Bitcoin works the same way. As more people, businesses, and even governments adopt it, the old, rigged system becomes less relevant.

You don’t need to wait for politicians to fix the money system. You don’t need to hope that corporations will suddenly start caring about workers again. You don’t need to reform the casino.

You can just leave and start playing a different game with different rules.

The Real Revolution

This is why Bitcoin is so threatening to the existing system. It’s not because it’s going to crash the dollar tomorrow, or because it’s going to eliminate banks next week.

It’s because it offers a peaceful alternative to a system that survives by eliminating alternatives.

The Choice is yours

For the first time in decades, people have a choice. They can keep playing in the rigged casino, or they can opt into a system where the rules can’t be changed on a whim by influential people.
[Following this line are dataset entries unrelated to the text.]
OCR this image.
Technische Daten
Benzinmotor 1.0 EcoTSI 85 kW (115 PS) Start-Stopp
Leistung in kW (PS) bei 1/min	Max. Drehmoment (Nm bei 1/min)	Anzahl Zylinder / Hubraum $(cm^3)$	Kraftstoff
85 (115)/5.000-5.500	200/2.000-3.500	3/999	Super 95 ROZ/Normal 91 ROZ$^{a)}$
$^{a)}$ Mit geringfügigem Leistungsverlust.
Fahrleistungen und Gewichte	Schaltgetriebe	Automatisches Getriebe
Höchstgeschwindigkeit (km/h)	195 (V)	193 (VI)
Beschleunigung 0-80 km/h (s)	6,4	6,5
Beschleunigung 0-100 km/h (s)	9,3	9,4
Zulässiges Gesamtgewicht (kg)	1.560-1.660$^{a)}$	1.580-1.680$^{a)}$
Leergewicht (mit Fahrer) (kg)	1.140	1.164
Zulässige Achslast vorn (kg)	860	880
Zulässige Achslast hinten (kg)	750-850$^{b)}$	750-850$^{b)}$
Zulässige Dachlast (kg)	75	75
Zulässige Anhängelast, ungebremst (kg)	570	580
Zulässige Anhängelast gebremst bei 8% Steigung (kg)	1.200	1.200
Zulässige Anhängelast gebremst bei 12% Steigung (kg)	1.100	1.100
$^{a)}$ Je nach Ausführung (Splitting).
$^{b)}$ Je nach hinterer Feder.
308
The incumbents will fight this, of course. They’ll tell you Bitcoin is dangerous, or wasteful, or used by criminals. They’ll try to regulate it out of existence or co-opt it through Wall Street products that defeat the whole purpose.
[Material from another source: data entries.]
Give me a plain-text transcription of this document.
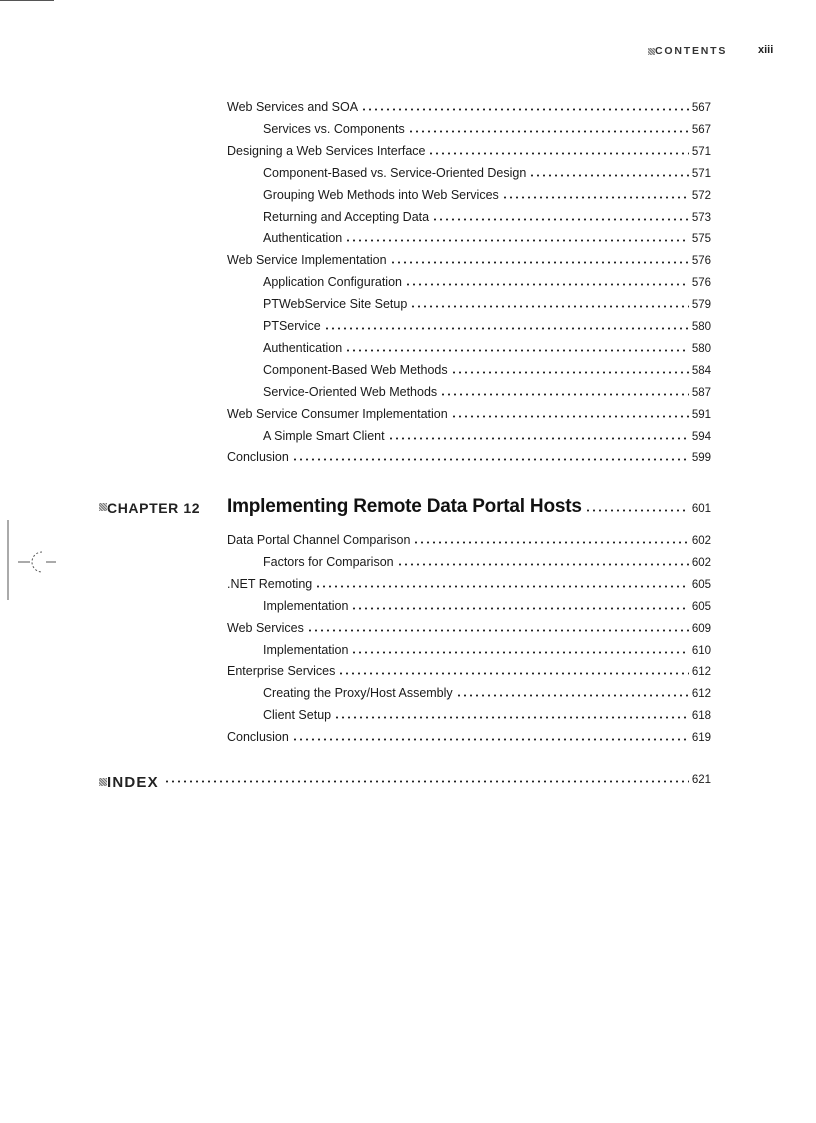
CONTENTS	xiii
Web Services and SOA	567
Services vs. Components	567
Designing a Web Services Interface	571
Component-Based vs. Service-Oriented Design	571
Grouping Web Methods into Web Services	572
Returning and Accepting Data	573
Authentication	575
Web Service Implementation	576
Application Configuration	576
PTWebService Site Setup	579
PTService	580
Authentication	580
Component-Based Web Methods	584
Service-Oriented Web Methods	587
Web Service Consumer Implementation	591
A Simple Smart Client	594
Conclusion	599
CHAPTER 12 Implementing Remote Data Portal Hosts	601
Data Portal Channel Comparison	602
Factors for Comparison	602
.NET Remoting	605
Implementation	605
Web Services	609
Implementation	610
Enterprise Services	612
Creating the Proxy/Host Assembly	612
Client Setup	618
Conclusion	619
INDEX	621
But here’s the thing about genuinely decentralized systems: they’re very hard to kill. There’s no CEO to arrest, no company to shut down, no single point of failure to attack.

What This Means for You

So what does all this mean for regular people trying to live their lives and support their families?

It means you have options that didn’t exist before. You can start saving in money that can’t be debased. You can begin to think long-term again without worrying about inflation destroying your plans. You can start building wealth through creation rather than speculation.

More importantly, you can be part of building a system that rewards the kind of behavior that creates genuine prosperity: cooperation, innovation, long-term thinking, and mutual benefit.

This isn’t about getting rich quickly. Some people will make money from Bitcoin, others won’t. That’s not the point.

The point is creating an economic system that serves human flourishing rather than extraction.

The Road Ahead

None of this will happen overnight. Complex systems change slowly, and powerful people don’t give up power easily.

But the trend lines are clear. More people are discovering that the current system doesn’t work for them. More businesses are realizing that short-term profit maximization isn’t sustainable. More communities are looking for alternatives to economic models that treat them as disposable.

Bitcoin provides a tool for building those alternatives, not through revolution or political activism, but through the simple act of choosing to use money that works better.

Every person who starts saving in Bitcoin instead of speculating in stocks is making a choice for long-term thinking over short-term gambling.

Every business that starts accepting Bitcoin is choosing to serve customers rather than financial intermediaries.

Every community that adopts Bitcoin is choosing self-determination over dependence on systems they can’t control.

The Choice Is Yours

The story of American manufacturing shows us how quickly things can change when incentives shift. We went from being the factory of the world to a service economy in just a few decades.

The same kind of transformation is possible in the other direction. We can go from an economy based on extraction and speculation to one based on creation and cooperation.

But unlike the previous transformation, which was imposed on people by powerful interests, this one is entirely voluntary. Nobody is forcing you to use Bitcoin. Nobody is making laws requiring businesses to accept it. Nobody is shutting down alternatives.

It’s like a vote that can’t be negated

You get to choose. You can keep playing in the rigged casino, or you can opt into something different.

The tools exist. The network is growing. The only question is whether you want to be part of building a better system, or if you’re content to keep playing by the old rules.

Either choice is valid. But at least now you know you have a choice.

And sometimes, knowing you have a choice is the first step toward making a different one.